Results

The best reaction to giving someone results is definitely “you’re joking.” This can be of the whole cohort, or individual students. “Read it again,” is also lovely. The traditional “YES” is also good to hear.

I am, of course, immensely proud of the individual students who have defied expectations and achieved awesome grades, leading our department to celebrate 95% A*-C grades, including 35% A*/A. I’ll blog more about what the department does throughout the year, but suffice it to say, for now: they are magic.

I’ve received a lot of misplaced congratulations. Lovely as it is, having been in a school a single year does not make these results mine.

The results are first and foremost the students’: an incredible group of young people who worked incredibly hard. Then their teachers, who have worked hard for five years to put the kids in this position. Then, I think, the Headteacher. These year 11s were also her first year 7 cohort as a new Head. The great education they have received has everything to do with the kind of school she has run and the expectations she has of the students. And of course my predecessor line manager, who teed the students up in the previous years, built a fantastic team and then supported me throughout this year.

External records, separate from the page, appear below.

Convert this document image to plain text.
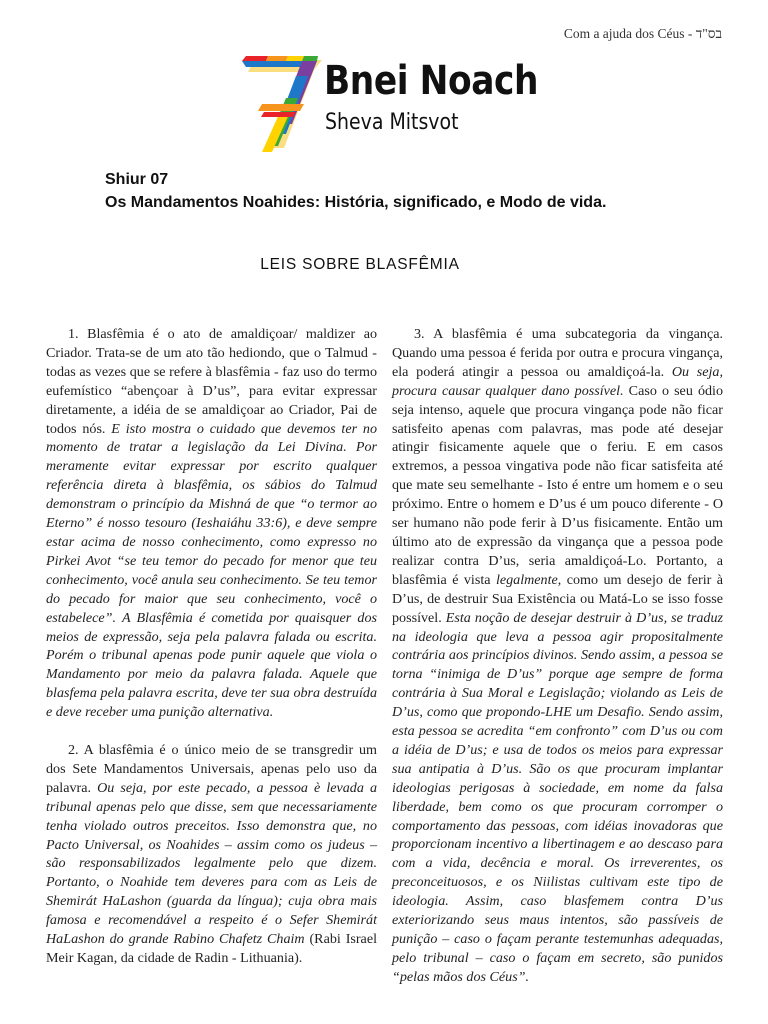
Com a ajuda dos Céus - בס"ד
Bnei Noach
Sheva Mitsvot
Shiur 07
Os Mandamentos Noahides: História, significado, e Modo de vida.
LEIS SOBRE BLASFÊMIA

1. Blasfêmia é o ato de amaldiçoar/ maldizer ao Criador. Trata-se de um ato tão hediondo, que o Talmud - todas as vezes que se refere à blasfêmia - faz uso do termo eufemístico “abençoar à D’us”, para evitar expressar diretamente, a idéia de se amaldiçoar ao Criador, Pai de todos nós. E isto mostra o cuidado que devemos ter no momento de tratar a legislação da Lei Divina. Por meramente evitar expressar por escrito qualquer referência direta à blasfêmia, os sábios do Talmud demonstram o princípio da Mishná de que “o termor ao Eterno” é nosso tesouro (Ieshaiáhu 33:6), e deve sempre estar acima de nosso conhecimento, como expresso no Pirkei Avot “se teu temor do pecado for menor que teu conhecimento, você anula seu conhecimento. Se teu temor do pecado for maior que seu conhecimento, você o estabelece”. A Blasfêmia é cometida por quaisquer dos meios de expressão, seja pela palavra falada ou escrita. Porém o tribunal apenas pode punir aquele que viola o Mandamento por meio da palavra falada. Aquele que blasfema pela palavra escrita, deve ter sua obra destruída e deve receber uma punição alternativa.

2. A blasfêmia é o único meio de se transgredir um dos Sete Mandamentos Universais, apenas pelo uso da palavra. Ou seja, por este pecado, a pessoa è levada a tribunal apenas pelo que disse, sem que necessariamente tenha violado outros preceitos. Isso demonstra que, no Pacto Universal, os Noahides – assim como os judeus – são responsabilizados legalmente pelo que dizem. Portanto, o Noahide tem deveres para com as Leis de Shemirát HaLashon (guarda da língua); cuja obra mais famosa e recomendável a respeito é o Sefer Shemirát HaLashon do grande Rabino Chafetz Chaim (Rabi Israel Meir Kagan, da cidade de Radin - Lithuania).

3. A blasfêmia é uma subcategoria da vingança. Quando uma pessoa é ferida por outra e procura vingança, ela poderá atingir a pessoa ou amaldiçoá-la. Ou seja, procura causar qualquer dano possível. Caso o seu ódio seja intenso, aquele que procura vingança pode não ficar satisfeito apenas com palavras, mas pode até desejar atingir fisicamente aquele que o feriu. E em casos extremos, a pessoa vingativa pode não ficar satisfeita até que mate seu semelhante - Isto é entre um homem e o seu próximo. Entre o homem e D’us é um pouco diferente - O ser humano não pode ferir à D’us fisicamente. Então um último ato de expressão da vingança que a pessoa pode realizar contra D’us, seria amaldiçoá-Lo. Portanto, a blasfêmia é vista legalmente, como um desejo de ferir à D’us, de destruir Sua Existência ou Matá-Lo se isso fosse possível. Esta noção de desejar destruir à D’us, se traduz na ideologia que leva a pessoa agir propositalmente contrária aos princípios divinos. Sendo assim, a pessoa se torna “inimiga de D’us” porque age sempre de forma contrária à Sua Moral e Legislação; violando as Leis de D’us, como que propondo-LHE um Desafio. Sendo assim, esta pessoa se acredita “em confronto” com D’us ou com a idéia de D’us; e usa de todos os meios para expressar sua antipatia à D’us. São os que procuram implantar ideologias perigosas à sociedade, em nome da falsa liberdade, bem como os que procuram corromper o comportamento das pessoas, com idéias inovadoras que proporcionam incentivo a libertinagem e ao descaso para com a vida, decência e moral. Os irreverentes, os preconceituosos, e os Niilistas cultivam este tipo de ideologia. Assim, caso blasfemem contra D’us exteriorizando seus maus intentos, são passíveis de punição – caso o façam perante testemunhas adequadas, pelo tribunal – caso o façam em secreto, são punidos “pelas mãos dos Céus”.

As crucial as it is to acknowledge a job well done, we have to look forward. I’m a huge fan of American Charter Schools, some of which are operating in areas of nearly 100% of students on free school meals and sending whole cohorts of students to prestigious four year university courses. Closer to home, schools like King Solomon Academy, whose students achieved astonishing results which have the capacity to transform their life chances, provide an inspiration and benchmark for what we aspire to. Even 100% A*-C in a single subject would be a failure of sorts; students need to achieve Bs in a host of subjects in order to have the door to A-levels and thus top universities open to them. We have to learn from successful institutions and allow ourselves to dream big; to perhaps “fail” again, but to (hopefully) fail better.